Da war zu Zürch ein wackerer Kumpan, der
hieß Hans im Weerd, und sann ein lustig Stücklein
aus. Wir wollen gen Straßburg zu Wasser fahren, da
brechen wir kein Rad und fällt uns kein Roß, und
wollen das tun, so Gott will, in einem Tag, und einen
heißen Brei, den wir allhier gekocht, den Straßburgern
mitbringen.

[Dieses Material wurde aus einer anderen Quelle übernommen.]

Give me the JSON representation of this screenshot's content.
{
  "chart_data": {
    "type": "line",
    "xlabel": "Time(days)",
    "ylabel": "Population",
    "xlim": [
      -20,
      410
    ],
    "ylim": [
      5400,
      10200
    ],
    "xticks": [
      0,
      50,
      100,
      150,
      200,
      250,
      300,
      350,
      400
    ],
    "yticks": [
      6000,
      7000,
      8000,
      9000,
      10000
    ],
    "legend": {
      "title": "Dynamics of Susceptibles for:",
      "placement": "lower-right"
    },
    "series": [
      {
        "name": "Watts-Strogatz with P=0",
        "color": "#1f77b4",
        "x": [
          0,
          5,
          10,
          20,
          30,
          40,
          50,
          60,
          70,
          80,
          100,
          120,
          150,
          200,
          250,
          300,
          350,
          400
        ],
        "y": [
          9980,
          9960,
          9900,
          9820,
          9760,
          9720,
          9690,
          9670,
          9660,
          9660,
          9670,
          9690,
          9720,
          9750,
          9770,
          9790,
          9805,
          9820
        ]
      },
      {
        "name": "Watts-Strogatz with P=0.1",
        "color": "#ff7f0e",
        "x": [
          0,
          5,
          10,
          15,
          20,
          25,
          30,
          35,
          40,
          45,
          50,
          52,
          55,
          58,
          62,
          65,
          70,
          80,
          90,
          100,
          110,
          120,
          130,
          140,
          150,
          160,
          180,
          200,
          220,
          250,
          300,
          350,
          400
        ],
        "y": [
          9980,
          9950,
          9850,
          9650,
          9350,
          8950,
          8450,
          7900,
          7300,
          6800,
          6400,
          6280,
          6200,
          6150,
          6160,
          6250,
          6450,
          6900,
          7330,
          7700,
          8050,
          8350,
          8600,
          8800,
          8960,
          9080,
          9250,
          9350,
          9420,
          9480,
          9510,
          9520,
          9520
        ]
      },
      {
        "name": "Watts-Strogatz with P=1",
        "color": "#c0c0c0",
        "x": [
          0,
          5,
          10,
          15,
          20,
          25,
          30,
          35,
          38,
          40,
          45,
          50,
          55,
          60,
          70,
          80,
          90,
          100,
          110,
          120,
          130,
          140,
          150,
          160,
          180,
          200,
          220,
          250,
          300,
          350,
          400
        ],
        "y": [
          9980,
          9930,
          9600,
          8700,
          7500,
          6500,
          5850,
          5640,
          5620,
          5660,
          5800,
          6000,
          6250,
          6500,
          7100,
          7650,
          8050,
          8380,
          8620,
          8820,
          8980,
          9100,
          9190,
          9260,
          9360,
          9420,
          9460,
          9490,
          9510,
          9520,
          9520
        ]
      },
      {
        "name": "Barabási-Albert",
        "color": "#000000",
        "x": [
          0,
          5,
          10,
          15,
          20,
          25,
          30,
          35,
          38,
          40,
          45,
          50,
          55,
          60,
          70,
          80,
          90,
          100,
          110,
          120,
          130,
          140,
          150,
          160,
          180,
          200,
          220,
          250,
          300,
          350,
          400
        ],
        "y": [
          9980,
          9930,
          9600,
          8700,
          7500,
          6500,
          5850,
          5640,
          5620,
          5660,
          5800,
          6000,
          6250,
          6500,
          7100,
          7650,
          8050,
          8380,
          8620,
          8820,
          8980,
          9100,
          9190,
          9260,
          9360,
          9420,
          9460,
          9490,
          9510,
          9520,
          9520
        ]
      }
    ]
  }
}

Dieser Rat fand großen Beifall, alles
ward vorgerichtet und gerüstet, der Brei wurde in
einer Nacht gekocht, kam in einen warmen Topf von
Erz, und der Topf wurde in heißen Sand gestellt, und
nun ging es schnell zu Schiff, als die Sterne noch
glänzten. Vom Schiffe wehten lustig die Wimpel mit
Zürchs Farben, weiß und blau, und munter flog es
über der Limmat rasche Wellen rasch dahin. Von der
Limmat lenkten die fröhlichen Schweizerschützen in
die Aar, vorüber an mancher fährlichen Stelle, und
aus der Aar in den Rhein, am Höllenhaken kühn vorbei
durch Strudel und Klippen. Da das glückhafte
Schifflein gen Rheinfelden kam, wohin schon Kunde
von seiner Fahrt gelangt, ward zur Mauer herab ein
Korb voll edlen Weines zum Morgentrunk herabgelassen
und unverweilt eingenommen. Als die Basler
Glocke elf schlug, war es erst um zehn Uhr, und das
glückhafte Schiff mit seinen Zürchern nahte schon der
Brücke. Da schallte von aufgestellter Mannschaft und
drängendem Volk herzlichfroher Bundesgruß entgegen,
und die Geschütze krachten, aber wie ein Pfeil
schoß das Schiff, getrieben von den Ruderschlägen
stets sich ablösender kräftiger Ruderer, immer rheinabwärts,
und vorn im Schiff am Steuer stand lugenden
und sorgenden Blickes der Hans im Weerd, und mitten
im Schiff saß Kasper Thomann, der Zürcher erwählter
Obmann und Sprecher beim Schützenfeste.